Ein Multimilliarden-Deal zwischen Microsoft und Activision-Blizzard

Die Zukunft kann niemand vorhersehen, aber wir können zumindest davon ausgehen, dass Gamer, die Spiele-Industrie und Activision-Mitarbeiter einen enormen Umbruch erleben werden.

Spieler

Es wird viel gemunkelt:

Zum einen befürchten viele, dass beliebte Activision-Spiele und -Spielereihen, wie Call of Duty, World of Warcraft und Diablo zu Microsoft-Exclusive-Games werden. Für Playstationgamer würde es demnach nur noch eingeschränkt Spieleangebote geben oder sie müssten sich auf eine lange Wartezeit einstellen, bis diese für Sonykonsolen zur Verfügung stehen.
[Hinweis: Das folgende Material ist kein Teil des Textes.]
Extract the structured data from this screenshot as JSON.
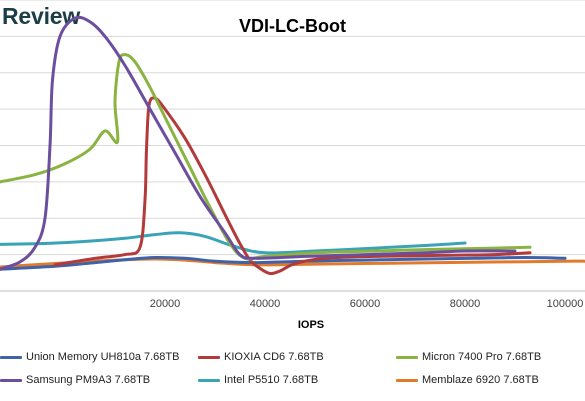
{
  "watermark": "Review",
  "chart_data": {
    "type": "line",
    "title": "VDI-LC-Boot",
    "xlabel": "IOPS",
    "ylabel": "",
    "xlim": [
      -13000,
      104000
    ],
    "ylim": [
      0,
      8
    ],
    "xticks": [
      20000,
      40000,
      60000,
      80000,
      100000
    ],
    "xtick_labels": [
      "20000",
      "40000",
      "60000",
      "80000",
      "100000"
    ],
    "yticks": [
      1,
      2,
      3,
      4,
      5,
      6,
      7,
      8
    ],
    "grid": true,
    "legend_position": "bottom",
    "series": [
      {
        "name": "Union Memory UH810a 7.68TB",
        "color": "#3f62a8",
        "points": [
          [
            -13000,
            0.6
          ],
          [
            -2000,
            0.68
          ],
          [
            6000,
            0.78
          ],
          [
            12000,
            0.86
          ],
          [
            18000,
            0.92
          ],
          [
            24000,
            0.9
          ],
          [
            30000,
            0.82
          ],
          [
            38000,
            0.78
          ],
          [
            48000,
            0.82
          ],
          [
            60000,
            0.85
          ],
          [
            72000,
            0.88
          ],
          [
            82000,
            0.9
          ],
          [
            92000,
            0.92
          ],
          [
            100000,
            0.9
          ]
        ]
      },
      {
        "name": "KIOXIA CD6 7.68TB",
        "color": "#b33a3a",
        "points": [
          [
            -2000,
            0.72
          ],
          [
            6000,
            0.9
          ],
          [
            12000,
            1.0
          ],
          [
            15000,
            1.2
          ],
          [
            16000,
            2.5
          ],
          [
            16300,
            3.9
          ],
          [
            16800,
            5.1
          ],
          [
            18000,
            5.3
          ],
          [
            20000,
            5.0
          ],
          [
            24000,
            4.2
          ],
          [
            28000,
            3.2
          ],
          [
            32000,
            2.1
          ],
          [
            35000,
            1.3
          ],
          [
            37000,
            0.85
          ],
          [
            39000,
            0.62
          ],
          [
            41000,
            0.48
          ],
          [
            43000,
            0.55
          ],
          [
            46000,
            0.75
          ],
          [
            52000,
            0.9
          ],
          [
            62000,
            0.95
          ],
          [
            75000,
            0.98
          ],
          [
            86000,
            1.0
          ],
          [
            93000,
            1.05
          ]
        ]
      },
      {
        "name": "Micron 7400 Pro 7.68TB",
        "color": "#8ab342",
        "points": [
          [
            -13000,
            3.0
          ],
          [
            -6000,
            3.2
          ],
          [
            0,
            3.5
          ],
          [
            5000,
            3.9
          ],
          [
            8000,
            4.4
          ],
          [
            10500,
            4.1
          ],
          [
            10000,
            5.2
          ],
          [
            10800,
            6.3
          ],
          [
            12000,
            6.5
          ],
          [
            14000,
            6.3
          ],
          [
            17000,
            5.6
          ],
          [
            21000,
            4.5
          ],
          [
            25000,
            3.4
          ],
          [
            29000,
            2.3
          ],
          [
            33000,
            1.3
          ],
          [
            36000,
            0.9
          ],
          [
            40000,
            0.95
          ],
          [
            50000,
            1.05
          ],
          [
            62000,
            1.1
          ],
          [
            75000,
            1.15
          ],
          [
            86000,
            1.18
          ],
          [
            93000,
            1.2
          ]
        ]
      },
      {
        "name": "Samsung PM9A3 7.68TB",
        "color": "#6b4e9e",
        "points": [
          [
            -13000,
            0.6
          ],
          [
            -9000,
            0.8
          ],
          [
            -6000,
            1.2
          ],
          [
            -4000,
            2.0
          ],
          [
            -3000,
            4.0
          ],
          [
            -2500,
            5.8
          ],
          [
            -1000,
            7.0
          ],
          [
            2000,
            7.5
          ],
          [
            5000,
            7.4
          ],
          [
            8000,
            7.0
          ],
          [
            12000,
            6.2
          ],
          [
            17000,
            5.0
          ],
          [
            22000,
            3.8
          ],
          [
            27000,
            2.6
          ],
          [
            32000,
            1.6
          ],
          [
            35000,
            1.0
          ],
          [
            38000,
            0.9
          ],
          [
            48000,
            0.95
          ],
          [
            60000,
            1.0
          ],
          [
            72000,
            1.05
          ],
          [
            80000,
            1.1
          ],
          [
            90000,
            1.1
          ]
        ]
      },
      {
        "name": "Intel P5510 7.68TB",
        "color": "#3aa3b5",
        "points": [
          [
            -13000,
            1.28
          ],
          [
            -6000,
            1.3
          ],
          [
            0,
            1.33
          ],
          [
            6000,
            1.38
          ],
          [
            12000,
            1.45
          ],
          [
            18000,
            1.55
          ],
          [
            23000,
            1.6
          ],
          [
            28000,
            1.5
          ],
          [
            34000,
            1.22
          ],
          [
            40000,
            1.05
          ],
          [
            50000,
            1.1
          ],
          [
            62000,
            1.18
          ],
          [
            72000,
            1.25
          ],
          [
            80000,
            1.32
          ]
        ]
      },
      {
        "name": "Memblaze 6920 7.68TB",
        "color": "#e07b2e",
        "points": [
          [
            -13000,
            0.66
          ],
          [
            -4000,
            0.74
          ],
          [
            6000,
            0.82
          ],
          [
            12000,
            0.86
          ],
          [
            18000,
            0.88
          ],
          [
            24000,
            0.85
          ],
          [
            30000,
            0.78
          ],
          [
            38000,
            0.72
          ],
          [
            50000,
            0.74
          ],
          [
            62000,
            0.76
          ],
          [
            75000,
            0.78
          ],
          [
            88000,
            0.8
          ],
          [
            100000,
            0.82
          ],
          [
            104000,
            0.82
          ]
        ]
      }
    ]
  }
}
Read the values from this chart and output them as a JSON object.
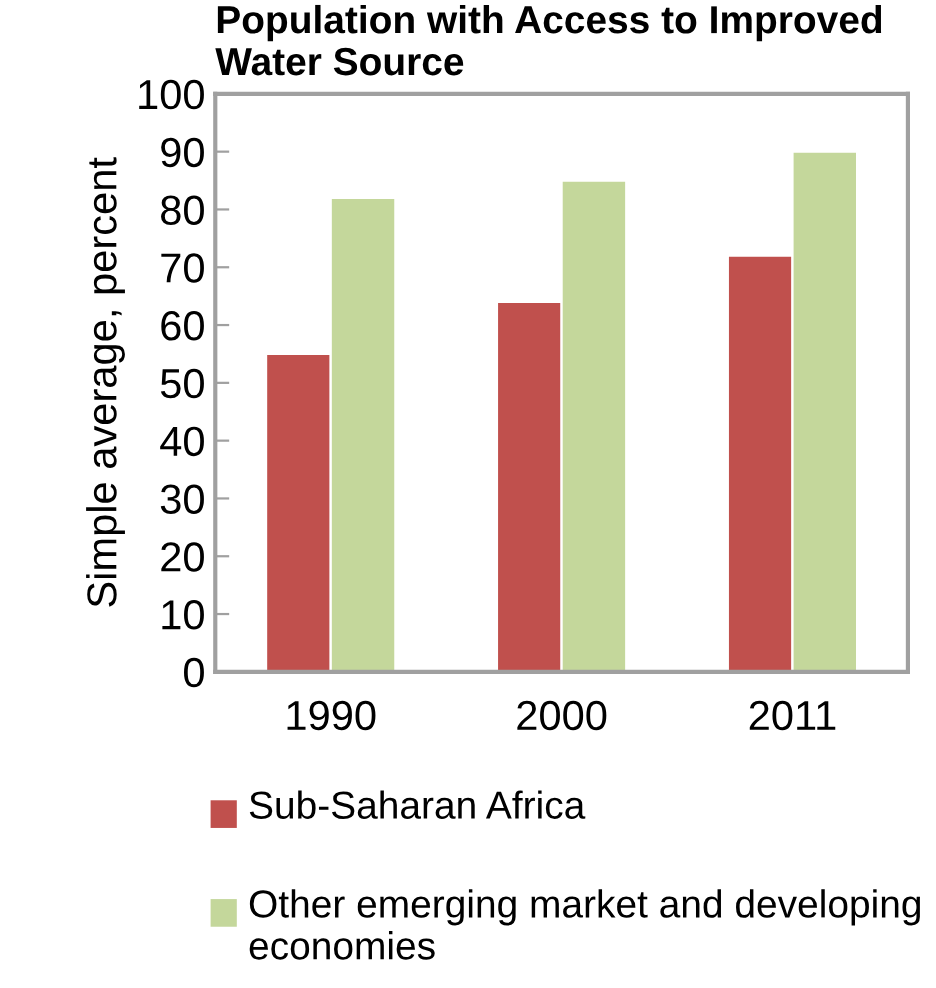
{
  "chart_data": {
    "type": "bar",
    "title": "Population with Access to Improved\nWater Source",
    "ylabel": "Simple average, percent",
    "categories": [
      "1990",
      "2000",
      "2011"
    ],
    "series": [
      {
        "name": "Sub-Saharan Africa",
        "color": "#c0504d",
        "values": [
          55,
          64,
          72
        ]
      },
      {
        "name": "Other emerging market and developing economies",
        "color": "#c4d79b",
        "values": [
          82,
          85,
          90
        ]
      }
    ],
    "ylim": [
      0,
      100
    ],
    "yticks": [
      0,
      10,
      20,
      30,
      40,
      50,
      60,
      70,
      80,
      90,
      100
    ],
    "grid": false,
    "legend": "bottom"
  }
}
Andererseits hat Sony selbst verkündet, dass sie „noch immer daran glauben, dass viele Activision-Blizzard-Spiele weiterhin Multiplattform-Titel bleiben“. Natürlich weiß jetzt noch keiner, was Microsoft diesbezüglich geplant hat und umsetzen wird, aber ich gehe eher davon aus, dass Activision-Blizzard-Spiele für XBOX und PC im Game Pass ohne Zusatzkosten und für die Playstation zum Kauf angeboten werden.

Gaming-Industrie

Große Veränderungen werden stattfinden, das Ausmaß der Langzeitauswirkungen ist jedoch unklar. Fakt ist, dass im Gaming-Bereich diesmal Microsoft am längeren Hebel sitzt – das zeigt auch die Sony-Aktie, welche seit der Verkündung um 13 Prozent gefallen ist. Man geht davon aus, dass das Fehlen einer Game Pass-Alternative für die Playstation der Grund ist. Laut einem Beitrag von „GamePro“ im Dezember 2021 soll schon daran gearbeitet werden. Ich frage mich allerdings, warum Sony ein halbes Jahr zuvor gemeint hat, dass der Gaming-Konzern über solch ein Abo-Service nachgedacht, es jedoch auch finanziellen Gründen wieder verworfen hat, da auf diesem Wege weniger Einnahmen erzielt werden als mit einem Spiele-Kauf.

Mitarbeiter

Es ist kein großes Geheimnis, dass Activision-CEO Robert „Bobby“ Kotick für viel Ärger unter der Belegschaft gesorgt hat: Skandale um Mobbing und Sexismus am Arbeitsplatz waren ja schon lange ein großes Thema – nicht zu vergessen das katastrophale Management. Sein Ausscheiden 2023 und weitere personelle Umstrukturierungen sollen demnach den Angestellten zugutekommen. Laut Presse-Mitteilungen und Microsoft-Studio-Insidern war das Unternehmen schon in der Vergangenheit immer bestrebt, seinen Mitarbeitern ein gutes Arbeitsumfeld zu schaffen. Ich bin gespannt, was in den kommenden Monaten zum Thema Arbeitsklima von den neuen Microsoft-Mitarbeitern berichtet wird.


Wie steht ihr diesem heiß diskutierten Thema gegenüber? Ist Microsoft dabei ein wirtschaftlich größenwahnsinniges Imperium zu werden (ähnlich wie Disney) oder sind doch mehr Vorteile für alle zu erwarten?